Ah, so you mean that the first of the three ints in the struct is an
element of an array of two ints, and of an array of three ints, at the
same time? But doesn't that mean that if I take a pointer to it and add
two, then dereferencing the result is both defined and undefined at the
same time? Actually, no: it violates a "shall" in 6.5.6p8, and
therefore it is undefined.
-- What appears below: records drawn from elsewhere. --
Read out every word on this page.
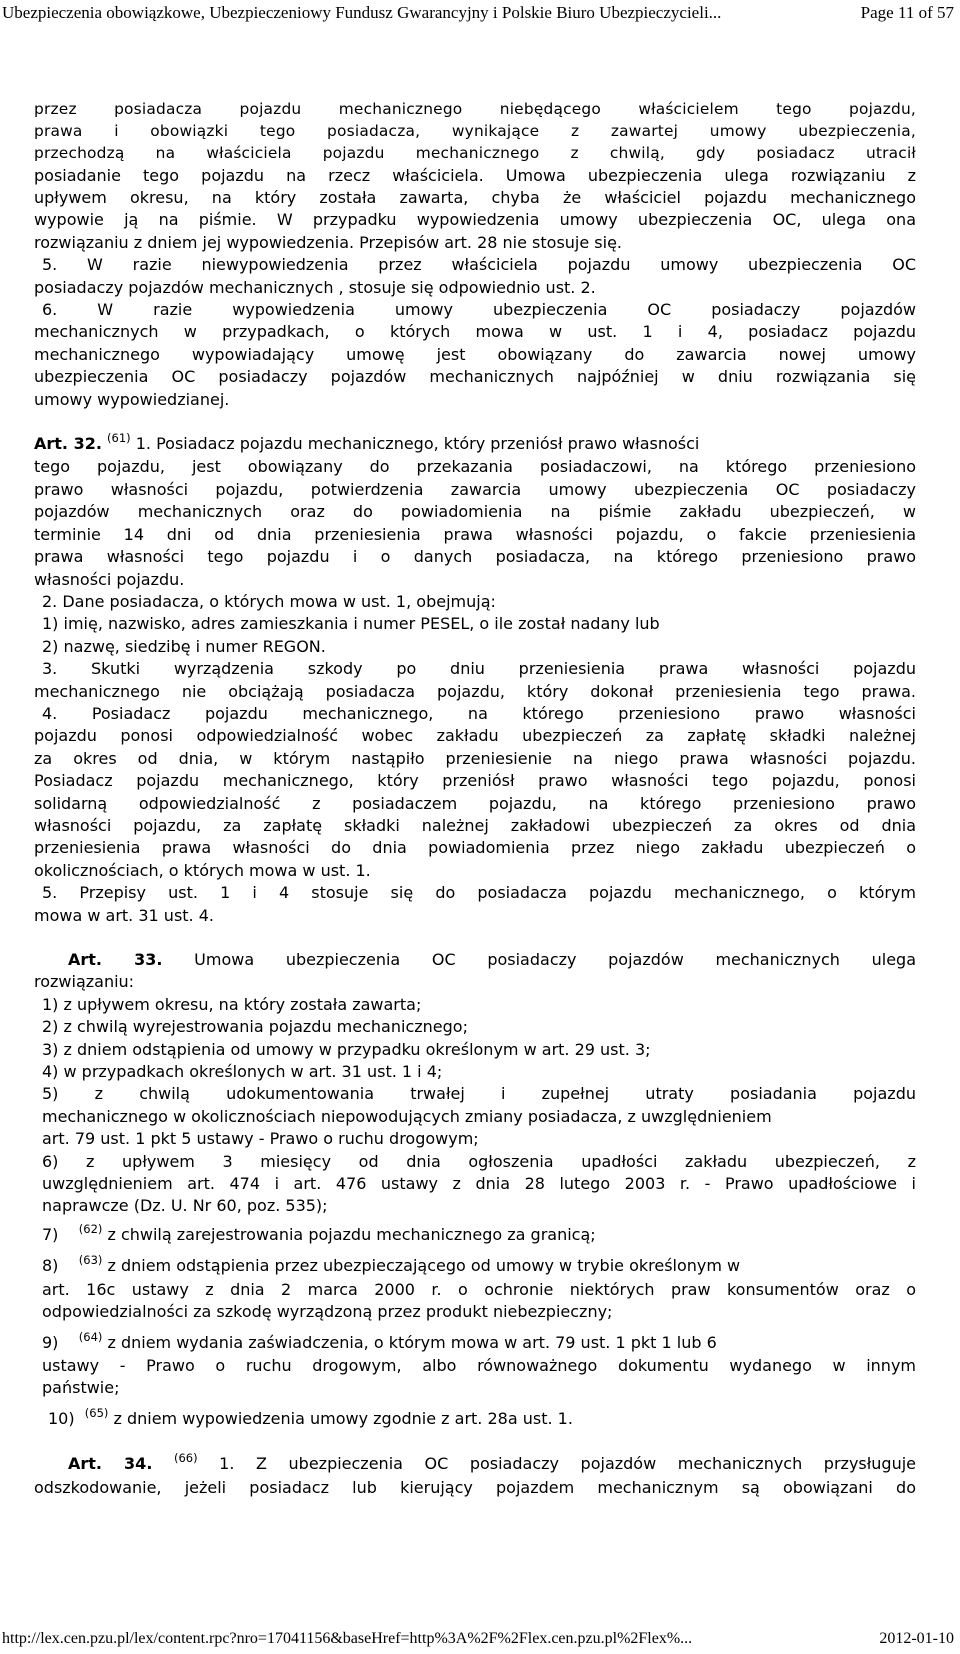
Ubezpieczenia obowiązkowe, Ubezpieczeniowy Fundusz Gwarancyjny i Polskie Biuro Ubezpieczycieli...	Page 11 of 57
przez posiadacza pojazdu mechanicznego niebędącego właścicielem tego pojazdu,
prawa i obowiązki tego posiadacza, wynikające z zawartej umowy ubezpieczenia,
przechodzą na właściciela pojazdu mechanicznego z chwilą, gdy posiadacz utracił
posiadanie tego pojazdu na rzecz właściciela. Umowa ubezpieczenia ulega rozwiązaniu z
upływem okresu, na który została zawarta, chyba że właściciel pojazdu mechanicznego
wypowie ją na piśmie. W przypadku wypowiedzenia umowy ubezpieczenia OC, ulega ona
rozwiązaniu z dniem jej wypowiedzenia. Przepisów art. 28 nie stosuje się.
5. W razie niewypowiedzenia przez właściciela pojazdu umowy ubezpieczenia OC
posiadaczy pojazdów mechanicznych , stosuje się odpowiednio ust. 2.
6. W razie wypowiedzenia umowy ubezpieczenia OC posiadaczy pojazdów
mechanicznych w przypadkach, o których mowa w ust. 1 i 4, posiadacz pojazdu
mechanicznego wypowiadający umowę jest obowiązany do zawarcia nowej umowy
ubezpieczenia OC posiadaczy pojazdów mechanicznych najpóźniej w dniu rozwiązania się
umowy wypowiedzianej.
Art. 32. $^{(61)}$ 1. Posiadacz pojazdu mechanicznego, który przeniósł prawo własności
tego pojazdu, jest obowiązany do przekazania posiadaczowi, na którego przeniesiono
prawo własności pojazdu, potwierdzenia zawarcia umowy ubezpieczenia OC posiadaczy
pojazdów mechanicznych oraz do powiadomienia na piśmie zakładu ubezpieczeń, w
terminie 14 dni od dnia przeniesienia prawa własności pojazdu, o fakcie przeniesienia
prawa własności tego pojazdu i o danych posiadacza, na którego przeniesiono prawo
własności pojazdu.
2. Dane posiadacza, o których mowa w ust. 1, obejmują:
1) imię, nazwisko, adres zamieszkania i numer PESEL, o ile został nadany lub
2) nazwę, siedzibę i numer REGON.
3. Skutki wyrządzenia szkody po dniu przeniesienia prawa własności pojazdu
mechanicznego nie obciążają posiadacza pojazdu, który dokonał przeniesienia tego prawa.
4. Posiadacz pojazdu mechanicznego, na którego przeniesiono prawo własności
pojazdu ponosi odpowiedzialność wobec zakładu ubezpieczeń za zapłatę składki należnej
za okres od dnia, w którym nastąpiło przeniesienie na niego prawa własności pojazdu.
Posiadacz pojazdu mechanicznego, który przeniósł prawo własności tego pojazdu, ponosi
solidarną odpowiedzialność z posiadaczem pojazdu, na którego przeniesiono prawo
własności pojazdu, za zapłatę składki należnej zakładowi ubezpieczeń za okres od dnia
przeniesienia prawa własności do dnia powiadomienia przez niego zakładu ubezpieczeń o
okolicznościach, o których mowa w ust. 1.
5. Przepisy ust. 1 i 4 stosuje się do posiadacza pojazdu mechanicznego, o którym
mowa w art. 31 ust. 4.
Art. 33. Umowa ubezpieczenia OC posiadaczy pojazdów mechanicznych ulega
rozwiązaniu:
1) z upływem okresu, na który została zawarta;
2) z chwilą wyrejestrowania pojazdu mechanicznego;
3) z dniem odstąpienia od umowy w przypadku określonym w art. 29 ust. 3;
4) w przypadkach określonych w art. 31 ust. 1 i 4;
5) z chwilą udokumentowania trwałej i zupełnej utraty posiadania pojazdu
mechanicznego w okolicznościach niepowodujących zmiany posiadacza, z uwzględnieniem
art. 79 ust. 1 pkt 5 ustawy - Prawo o ruchu drogowym;
6) z upływem 3 miesięcy od dnia ogłoszenia upadłości zakładu ubezpieczeń, z
uwzględnieniem art. 474 i art. 476 ustawy z dnia 28 lutego 2003 r. - Prawo upadłościowe i
naprawcze (Dz. U. Nr 60, poz. 535);
7) $^{(62)}$ z chwilą zarejestrowania pojazdu mechanicznego za granicą;
8) $^{(63)}$ z dniem odstąpienia przez ubezpieczającego od umowy w trybie określonym w
art. 16c ustawy z dnia 2 marca 2000 r. o ochronie niektórych praw konsumentów oraz o
odpowiedzialności za szkodę wyrządzoną przez produkt niebezpieczny;
9) $^{(64)}$ z dniem wydania zaświadczenia, o którym mowa w art. 79 ust. 1 pkt 1 lub 6
ustawy - Prawo o ruchu drogowym, albo równoważnego dokumentu wydanego w innym
państwie;
10) $^{(65)}$ z dniem wypowiedzenia umowy zgodnie z art. 28a ust. 1.
Art. 34. $^{(66)}$ 1. Z ubezpieczenia OC posiadaczy pojazdów mechanicznych przysługuje
odszkodowanie, jeżeli posiadacz lub kierujący pojazdem mechanicznym są obowiązani do
http://lex.cen.pzu.pl/lex/content.rpc?nro=17041156&baseHref=http%3A%2F%2Flex.cen.pzu.pl%2Flex%...	2012-01-10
You're not going to agree with that, are you?...

Thomas Stegen <th***********@gmail.com> writes:

David Hopwood wrote:

Wojtek Lerch wrote:

I presume that this makes "struct { int a, b, c; }" an array type on most
implementations?

If there is no padding between the members, then yes, according to
6.2.5 #20
it is an array type as well as a structure type.

This seems to be an implementation dependent detail though. Relying on
it will make not a strictly conforming program make.

So it seems to me that according to the abstract machine, it is not an
array.

If it's correct that the struct is an array if there is no padding,
then I think the following is a strictly conforming program that
produces no output:

#include <stddef.h>
#include <stdio.h>

int main(void)
{
struct foo {
int a;
int b;
} struct_obj;
int ok = 1;
int *ptr = &struct_obj.a;

struct_obj.b = 12345;

if (offsetof(struct foo, b) == sizeof(int)) {
if (ptr[1] != 12345) {
ok = 0;
}
}

if (!ok) puts("Oops!");

return 0;
}

It can execute different statements depending on
implementation-defined behavior (whether there is padding between a
and b), but that doesn't affect the output, which is the criterion for
strict conformance.

On the other hand, if the struct cannot be treated as an array, the
evaluation of ptr[1] invokes undefined behavior and the program is not
strictly conforming.

--
Keith Thompson (The_Other_Keith) ks***@mib.org <http://www.ghoti.net/~kst>
San Diego Supercomputer Center <*> <http://users.sdsc.edu/~kst>
We must do something. This is something. Therefore, we must do this.

Da*****@cern.ch (Dan Pop) writes:
[...]

Nope. There is nothing magic about dynamically allocated memory. The
fact that the block of memory allocated by malloc is suitable to store
any C object that will fit in it is a direct consequence of another
property of that block, that is explicitly guaranteed by the standard:
the memory block is correctly aligned for any C object (whether it fits
inside or not).

Hmm. I'm beginning to think you're right.

C99 7.20.3p1 says:

The pointer returned if the allocation succeeds is suitably
aligned so that it may be assigned to a pointer to any type of
object and then used to access such an object or an array of such
objects in the space allocated (until the space is explicitly
deallocated).

The most obvious reading of this is, as Dan says, that the allocated
space can be used for any type of objects *because* it's suitably
aligned, not because of any additional magic. (Of course, there's an
additional requirement that the space has to allow read/write access.)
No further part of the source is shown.